Relationships between phosphorus and various water quality parameters were assessed using historical Elbow River discharge and Glenmore Reservoir water quality data from 2000 to 2010 to elucidate source water vulnerabilities. The results showed that allochthonous inputs from the Elbow River were the primary drivers of source water quality in the reservoir during significant hydrological events. Autochthonous processes such as dilution and deposition of allochthonous inputs in reservoir bottom sediments buffered water quality changes within the reservoir. Carbon:nitrogen:phosphorus (C:N:P) nutrient ratios observed in the reservoir were indicative of severe-to-moderate phosphorus-limitation for primary production. Although total phosphorus (TP) concentrations reached threshold levels for supporting mesotrophic to eutrophic conditions, primary production was limited. Consistently low reservoir chlorophyll-a levels and low dissolved phosphorus concentrations suggest that drinking water treatment impacts are unlikely to be confounded by the presence of algal matter.
The impacts of source water quality changes to drinking water treatability were inferred using historical source water quality data and treatment performance metrics at the Glenmore Water Treatment Plant (WTP) using forward-stepwise multiple linear regression. Raw water TP and total organic carbon (TOC) concentrations explained 78.8% of the coagulant dose variation used in coagulation and flocculation processes (n = 22). Additional plant water quality data and treatment performance metrics were collected in 2012 to confirm these observations. Plant raw water UV-absorbance at 254 nm (UVA254) and TP concentrations described 98.3% of the alum coagulant dose variation used in the newly-installed Actiflo© ballasted-sand flocculation process (n = 26). SUVA and TP together explained 91.2% of the polymer dose variation (n = 26). The inclusion of TP as a significant predictor of coagulant and polymer doses, coupled with a review of literature, suggest that TP is a more sensitive indicator of waterborne particle concentrations present in the raw water than turbidity.
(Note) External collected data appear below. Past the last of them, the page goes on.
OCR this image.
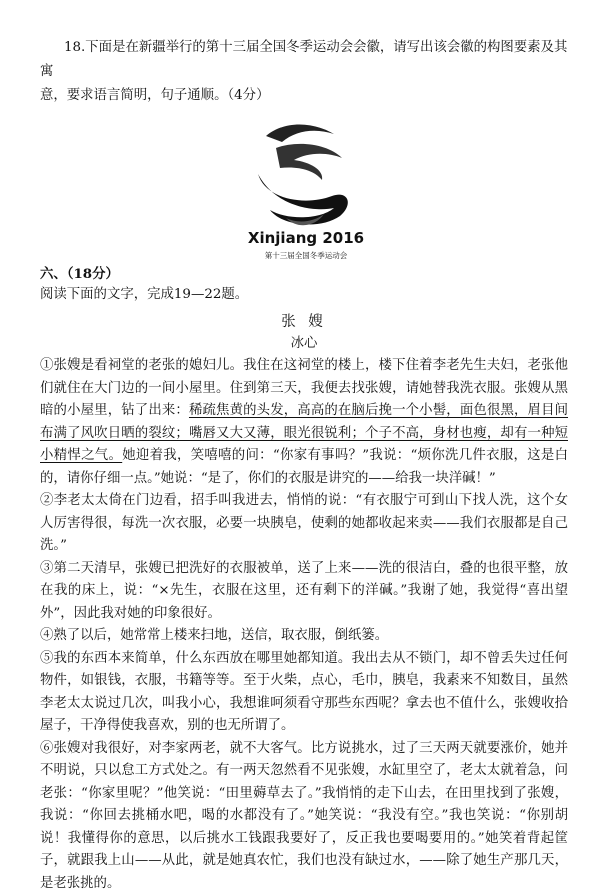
18.下面是在新疆举行的第十三届全国冬季运动会会徽，请写出该会徽的构图要素及其寓
意，要求语言简明，句子通顺。（4分）
Xinjiang 2016
第十三届全国冬季运动会
六、（18分）
阅读下面的文字，完成19—22题。
张 嫂
冰心
①张嫂是看祠堂的老张的媳妇儿。我住在这祠堂的楼上，楼下住着李老先生夫妇，老张他们就住在大门边的一间小屋里。住到第三天，我便去找张嫂，请她替我洗衣服。张嫂从黑暗的小屋里，钻了出来：稀疏焦黄的头发，高高的在脑后挽一个小髻，面色很黑，眉目间布满了风吹日晒的裂纹；嘴唇又大又薄，眼光很锐利；个子不高，身材也瘦，却有一种短小精悍之气。她迎着我，笑嘻嘻的问：“你家有事吗？”我说：“烦你洗几件衣服，这是白的，请你仔细一点。”她说：“是了，你们的衣服是讲究的——给我一块洋碱！”
②李老太太倚在门边看，招手叫我进去，悄悄的说：“有衣服宁可到山下找人洗，这个女人厉害得很，每洗一次衣服，必要一块胰皂，使剩的她都收起来卖——我们衣服都是自己洗。”
③第二天清早，张嫂已把洗好的衣服被单，送了上来——洗的很洁白，叠的也很平整，放在我的床上，说：“×先生，衣服在这里，还有剩下的洋碱。”我谢了她，我觉得“喜出望外”，因此我对她的印象很好。
④熟了以后，她常常上楼来扫地，送信，取衣服，倒纸篓。
⑤我的东西本来简单，什么东西放在哪里她都知道。我出去从不锁门，却不曾丢失过任何物件，如银钱，衣服，书籍等等。至于火柴，点心，毛巾，胰皂，我素来不知数目，虽然李老太太说过几次，叫我小心，我想谁呵须看守那些东西呢？拿去也不值什么，张嫂收拾屋子，干净得使我喜欢，别的也无所谓了。
⑥张嫂对我很好，对李家两老，就不大客气。比方说挑水，过了三天两天就要涨价，她并不明说，只以怠工方式处之。有一两天忽然看不见张嫂，水缸里空了，老太太就着急，问老张：“你家里呢？”他笑说：“田里薅草去了。”我悄悄的走下山去，在田里找到了张嫂，我说：“你回去挑桶水吧，喝的水都没有了。”她笑说：“我没有空。”我也笑说：“你别胡说！我懂得你的意思，以后挑水工钱跟我要好了，反正我也要喝要用的。”她笑着背起筐子，就跟我上山——从此，就是她真农忙，我们也没有缺过水，——除了她生产那几天，是老张挑的。
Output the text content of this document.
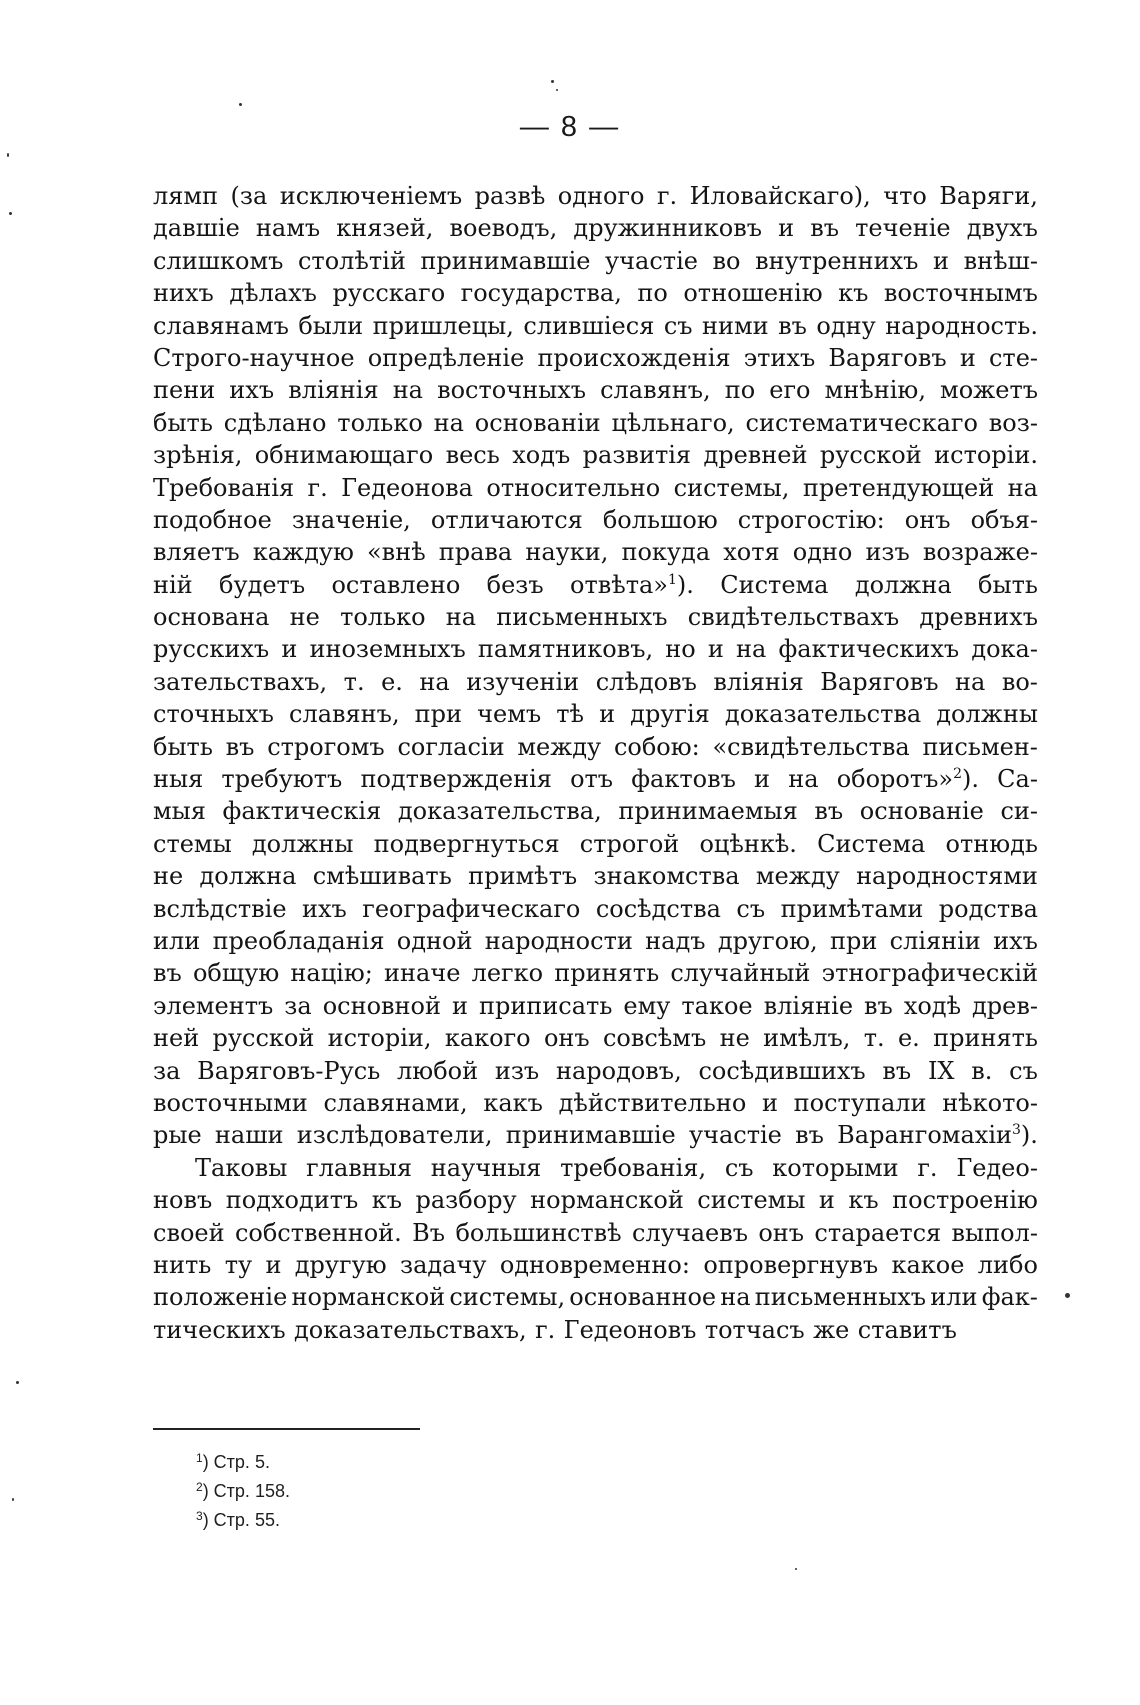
— 8 —
лямп (за исключеніемъ развѣ одного г. Иловайскаго), что Варяги,
давшіе намъ князей, воеводъ, дружинниковъ и въ теченіе двухъ
слишкомъ столѣтій принимавшіе участіе во внутреннихъ и внѣш-
нихъ дѣлахъ русскаго государства, по отношенію къ восточнымъ
славянамъ были пришлецы, слившіеся съ ними въ одну народность.
Строго-научное опредѣленіе происхожденія этихъ Варяговъ и сте-
пени ихъ вліянія на восточныхъ славянъ, по его мнѣнію, можетъ
быть сдѣлано только на основаніи цѣльнаго, систематическаго воз-
зрѣнія, обнимающаго весь ходъ развитія древней русской исторіи.
Требованія г. Гедеонова относительно системы, претендующей на
подобное значеніе, отличаются большою строгостію: онъ объя-
вляетъ каждую «внѣ права науки, покуда хотя одно изъ возраже-
ній будетъ оставлено безъ отвѣта»$^1$). Система должна быть
основана не только на письменныхъ свидѣтельствахъ древнихъ
русскихъ и иноземныхъ памятниковъ, но и на фактическихъ дока-
зательствахъ, т. е. на изученіи слѣдовъ вліянія Варяговъ на во-
сточныхъ славянъ, при чемъ тѣ и другія доказательства должны
быть въ строгомъ согласіи между собою: «свидѣтельства письмен-
ныя требуютъ подтвержденія отъ фактовъ и на оборотъ»$^2$). Са-
мыя фактическія доказательства, принимаемыя въ основаніе си-
стемы должны подвергнуться строгой оцѣнкѣ. Система отнюдь
не должна смѣшивать примѣтъ знакомства между народностями
вслѣдствіе ихъ географическаго сосѣдства съ примѣтами родства
или преобладанія одной народности надъ другою, при сліяніи ихъ
въ общую націю; иначе легко принять случайный этнографическій
элементъ за основной и приписать ему такое вліяніе въ ходѣ древ-
ней русской исторіи, какого онъ совсѣмъ не имѣлъ, т. е. принять
за Варяговъ-Русь любой изъ народовъ, сосѣдившихъ въ IX в. съ
восточными славянами, какъ дѣйствительно и поступали нѣкото-
рые наши изслѣдователи, принимавшіе участіе въ Варангомахіи$^3$).
Таковы главныя научныя требованія, съ которыми г. Гедео-
новъ подходитъ къ разбору норманской системы и къ построенію
своей собственной. Въ большинствѣ случаевъ онъ старается выпол-
нить ту и другую задачу одновременно: опровергнувъ какое либо
положеніе норманской системы, основанное на письменныхъ или фак-
тическихъ доказательствахъ, г. Гедеоновъ тотчасъ же ставитъ
$^1$) Стр. 5.
$^2$) Стр. 158.
$^3$) Стр. 55.
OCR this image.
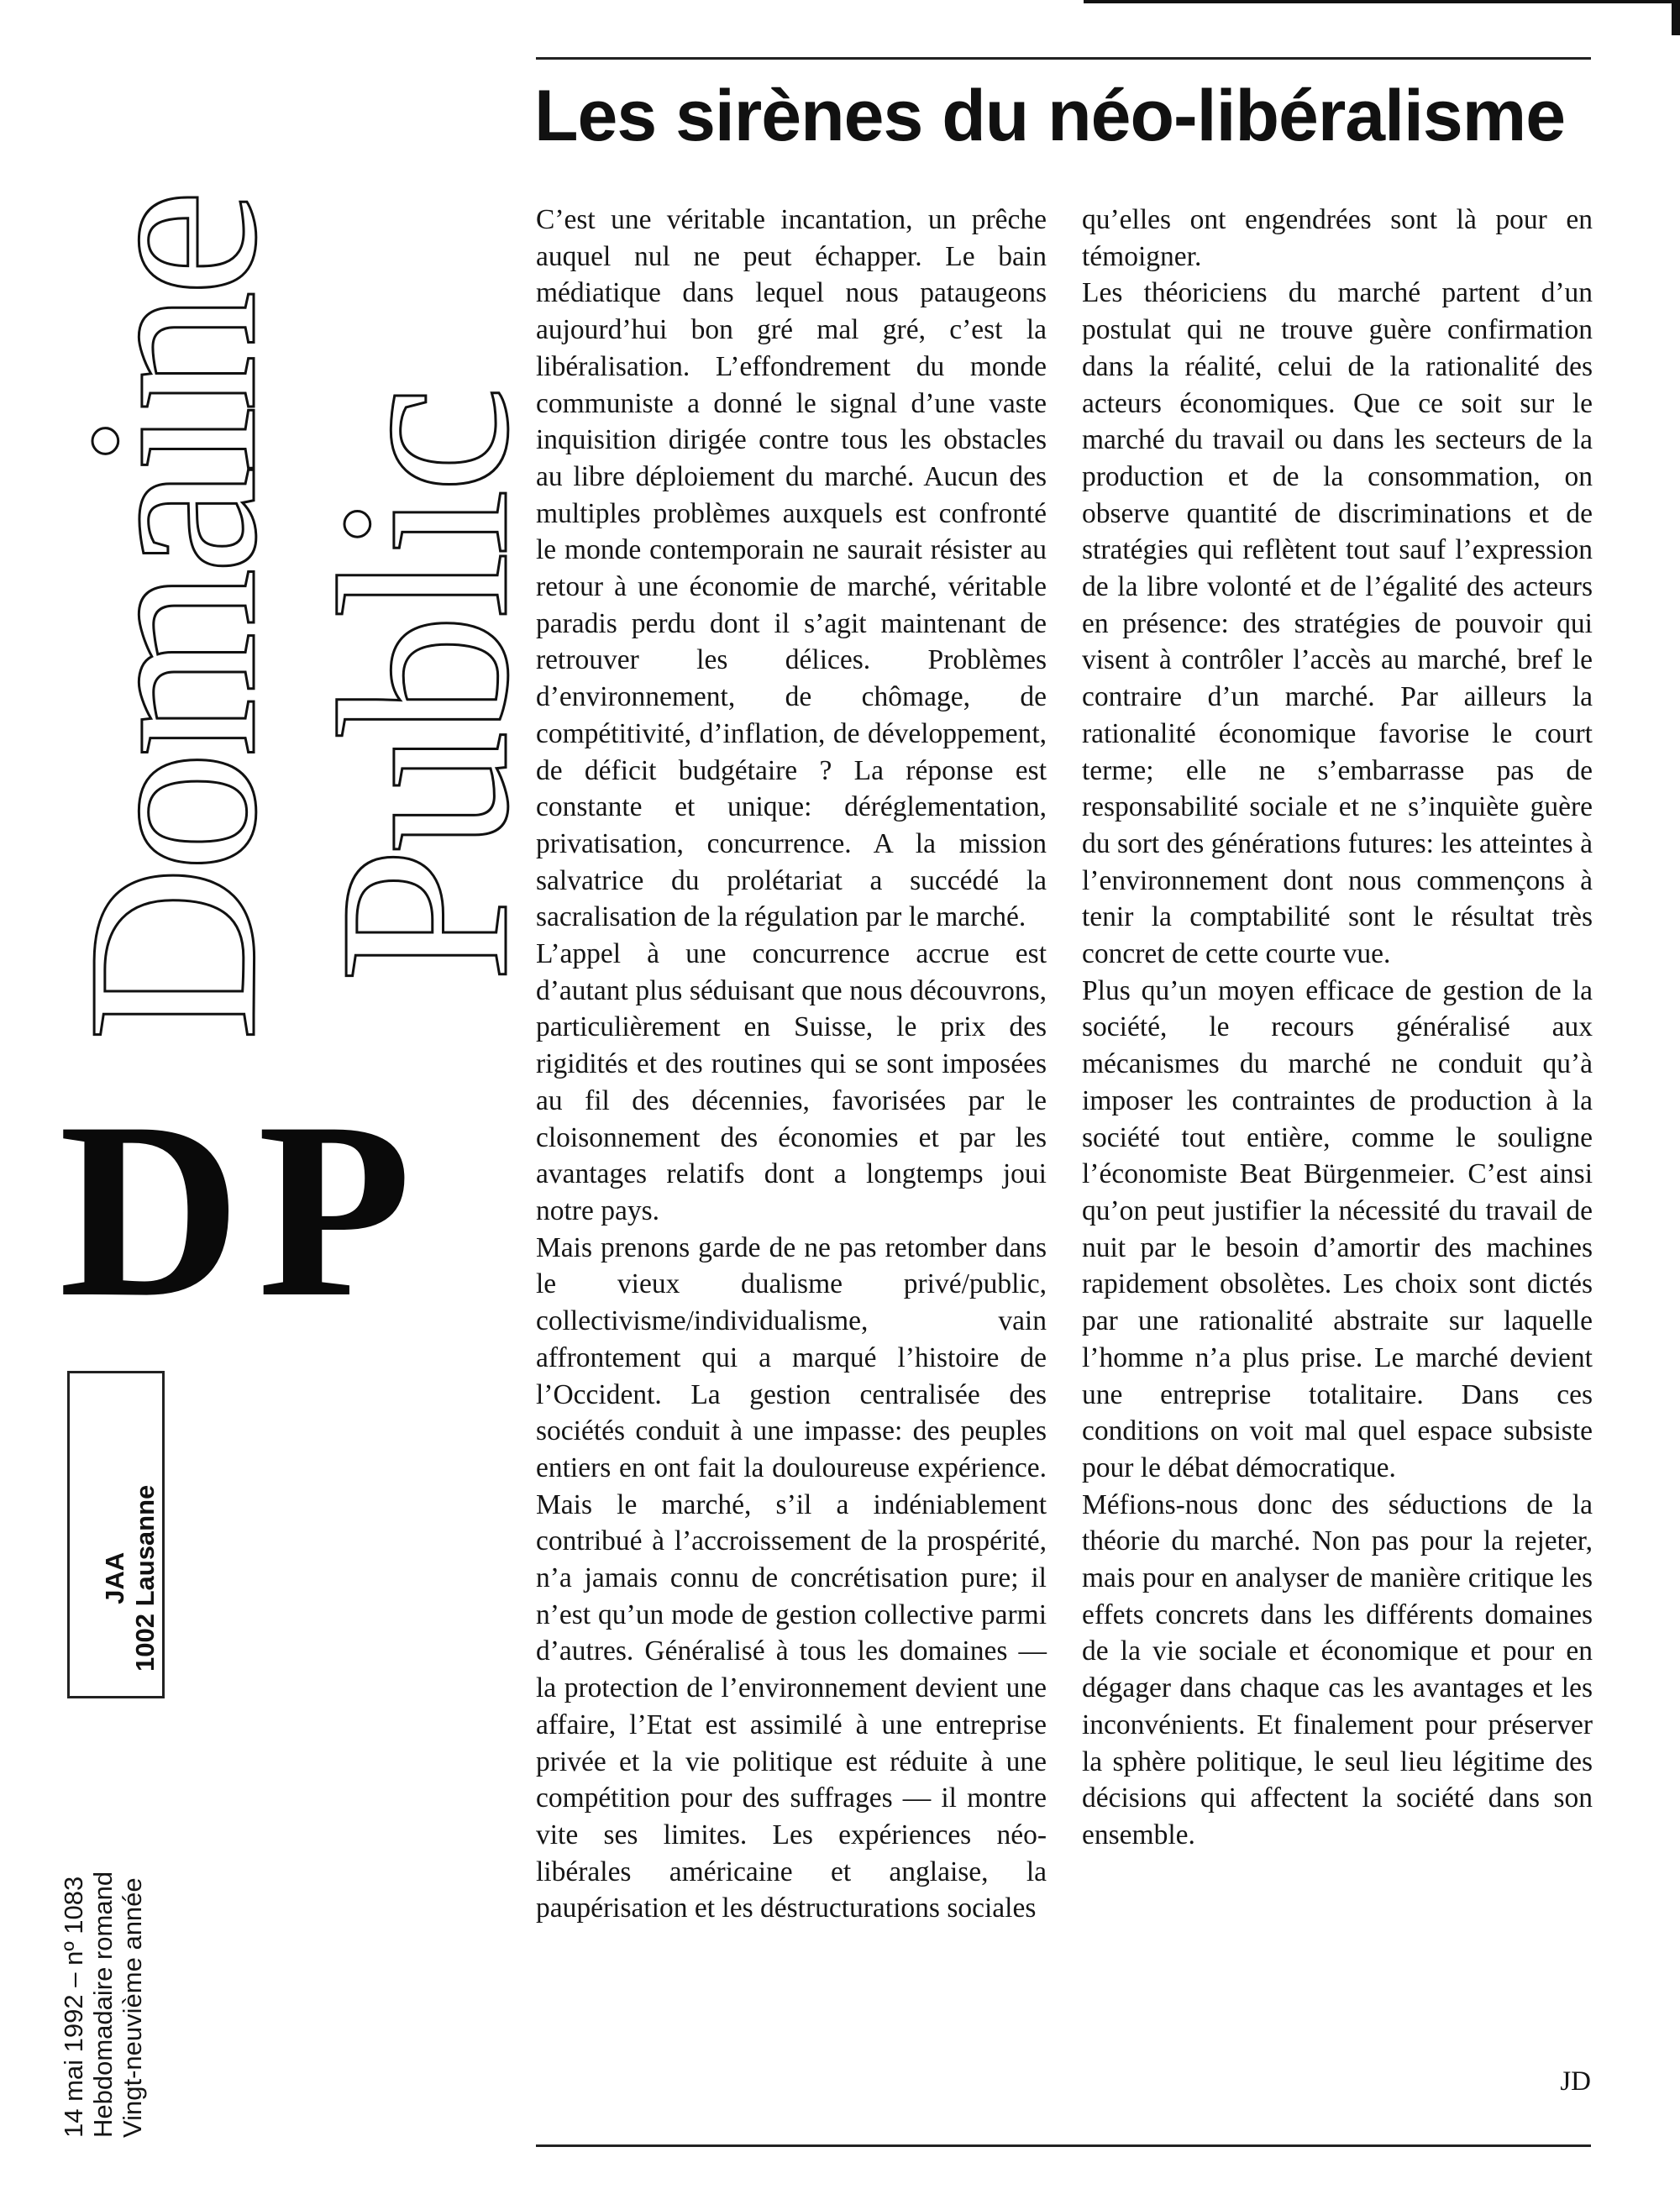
Domaine
Public
DP
JAA 1002 Lausanne
14 mai 1992 – nº 1083 Hebdomadaire romand Vingt-neuvième année
Les sirènes du néo-libéralisme

C’est une véritable incantation, un prêche auquel nul ne peut échapper. Le bain médiatique dans lequel nous pataugeons aujourd’hui bon gré mal gré, c’est la libéralisation. L’effondrement du monde communiste a donné le signal d’une vaste inquisition dirigée contre tous les obstacles au libre déploiement du marché. Aucun des multiples problèmes auxquels est confronté le monde contemporain ne saurait résister au retour à une économie de marché, véritable paradis perdu dont il s’agit maintenant de retrouver les délices. Problèmes d’environnement, de chômage, de compétitivité, d’inflation, de développement, de déficit budgétaire ? La réponse est constante et unique: déréglementation, privatisation, concurrence. A la mission salvatrice du prolétariat a succédé la sacralisation de la régulation par le marché.

L’appel à une concurrence accrue est d’autant plus séduisant que nous découvrons, particulièrement en Suisse, le prix des rigidités et des routines qui se sont imposées au fil des décennies, favorisées par le cloisonnement des économies et par les avantages relatifs dont a longtemps joui notre pays.

Mais prenons garde de ne pas retomber dans le vieux dualisme privé/public, collectivisme/individualisme, vain affrontement qui a marqué l’histoire de l’Occident. La gestion centralisée des sociétés conduit à une impasse: des peuples entiers en ont fait la douloureuse expérience. Mais le marché, s’il a indéniablement contribué à l’accroissement de la prospérité, n’a jamais connu de concrétisation pure; il n’est qu’un mode de gestion collective parmi d’autres. Généralisé à tous les domaines — la protection de l’environnement devient une affaire, l’Etat est assimilé à une entreprise privée et la vie politique est réduite à une compétition pour des suffrages — il montre vite ses limites. Les expériences néo-libérales américaine et anglaise, la paupérisation et les déstructurations sociales

qu’elles ont engendrées sont là pour en témoigner.

Les théoriciens du marché partent d’un postulat qui ne trouve guère confirmation dans la réalité, celui de la rationalité des acteurs économiques. Que ce soit sur le marché du travail ou dans les secteurs de la production et de la consommation, on observe quantité de discriminations et de stratégies qui reflètent tout sauf l’expression de la libre volonté et de l’égalité des acteurs en présence: des stratégies de pouvoir qui visent à contrôler l’accès au marché, bref le contraire d’un marché. Par ailleurs la rationalité économique favorise le court terme; elle ne s’embarrasse pas de responsabilité sociale et ne s’inquiète guère du sort des générations futures: les atteintes à l’environnement dont nous commençons à tenir la comptabilité sont le résultat très concret de cette courte vue.

Plus qu’un moyen efficace de gestion de la société, le recours généralisé aux mécanismes du marché ne conduit qu’à imposer les contraintes de production à la société tout entière, comme le souligne l’économiste Beat Bürgenmeier. C’est ainsi qu’on peut justifier la nécessité du travail de nuit par le besoin d’amortir des machines rapidement obsolètes. Les choix sont dictés par une rationalité abstraite sur laquelle l’homme n’a plus prise. Le marché devient une entreprise totalitaire. Dans ces conditions on voit mal quel espace subsiste pour le débat démocratique.

Méfions-nous donc des séductions de la théorie du marché. Non pas pour la rejeter, mais pour en analyser de manière critique les effets concrets dans les différents domaines de la vie sociale et économique et pour en dégager dans chaque cas les avantages et les inconvénients. Et finalement pour préserver la sphère politique, le seul lieu légitime des décisions qui affectent la société dans son ensemble.

JD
Accordingly, TP may play a role in the critical drinking water treatment processes of coagulation, flocculation and clarification which has direct implications for process optimization, chemical coagulant costs, sludge production and impacts to subsequent treatment processes.
Scenario building based on anticipated land-uses and impacts from catastrophic landscape disturbances using the coagulant regression models was used to explicitly link potential source water quality impacts to drinking water treatability. The innovative approach of estimating land-use TP loading, steady state reservoir TP concentrations and coagulant dosing requirements at the WTP provides a framework that enables the development and coordination of land-use planning, reservoir management and drinking water treatment operations strategies respectively. Total phosphorus provides a common vulnerability metric relevant to both land-use and water managers for developing and assessing integrated land-use management and SWP strategies.